O confronto com o conceito de Verdade leva-nos à encíclica de Bento XVI, Caritas in Veritate. Ali, podemos assumir, confunde-se a própria Verdade com o amor (versão porventura mais “fresca” da palavra caridade). Acontece, porém, que o amor é, ele próprio, indizível, porquanto é identificável com a transcendência, mais do que um seu atributo. Um apontamento para o amor seria tomá-lo como a fonte de uma explicitação radical: “tu podes ser tu diante de mim”. Este primado de aceitação do outro, sinalizado (encarnado?) na relação de Deus com os homens e, assim, entre eles mesmos, tem alguma analogia com a forma como a ciência lida, aceita e tenta desvendar a realidade natural.
Um apontamento de Verdade para os católicos seria a própria tradição. Também aqui há alguma analogia com a ciência, que se faz com “gigantes aos ombros de gigantes”. Estas são palavras de Newton. Com efeito, um cientista acrescenta à ciência sempre a partir do que outros disseram e descobriram e não empreende qualquer investigação sem a respetiva revisão de literatura. Neste sentido, a ciência também se funda na tradição.
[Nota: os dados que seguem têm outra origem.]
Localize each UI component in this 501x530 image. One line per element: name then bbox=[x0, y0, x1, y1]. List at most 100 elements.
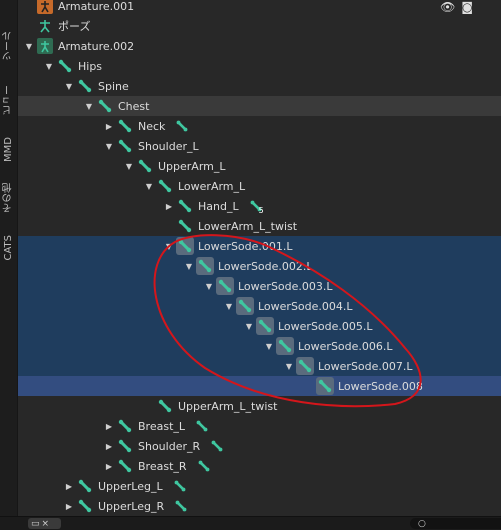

Há um conjunto de regras de comunicação e ações que são respeitadas pela comunidade científica e que permitem consensos e progressos notáveis. Dir-se-á que a ciência está, ao contrário da religião, sacudida de dogmas de partida. Mas essa colocação é duvidosa… Há pressupostos essenciais na empresa científica, sempre latentes ao longo da sua própria génese e história. Nomeadamente, há ciência porque: 1) entendemos que a realidade existe; 2) entendemos que é possível conhecer a realidade e 3) entendemos que é bom conhecer a realidade. Dogma maior, qual crença, seria o de que existe unicamente o que é materializado e que apenas os óculos da ciência conseguem ver lucidamente o mundo.
A tradição da Igreja, porém, não é um fim em si própria, nem, tão pouco, se lhe pode subtrair o dinamismo de linguagem e atualização. A tradição vale na medida exata em que não é defendida como um projeto enterrado mas antes como um tesouro vivo, redito e religado com a realidade…
Poderemos ainda envolver a questão das emoções e dos sentimentos, cruzada cada vez mais com as nossas próprias virtudes e limitações biológicas. O nosso cérebro tem, à partida, tantas potencialidades quanto constrangimentos: face a um objeto, capta certa realidade (tateia?) mas, imediatamente, fica aquém de um certo sentido de totalidade, que é próprio da Verdade.
A Verdade, isso parece inequívoco, não será monopólio da ciência (cientificismo) nem de ninguém. Andará em espaços de uma tensão incontornável do próprio sentido da vida humana, algures entre a imanência das coisas (realidade) e as entrelinhas do mistério (transcendência).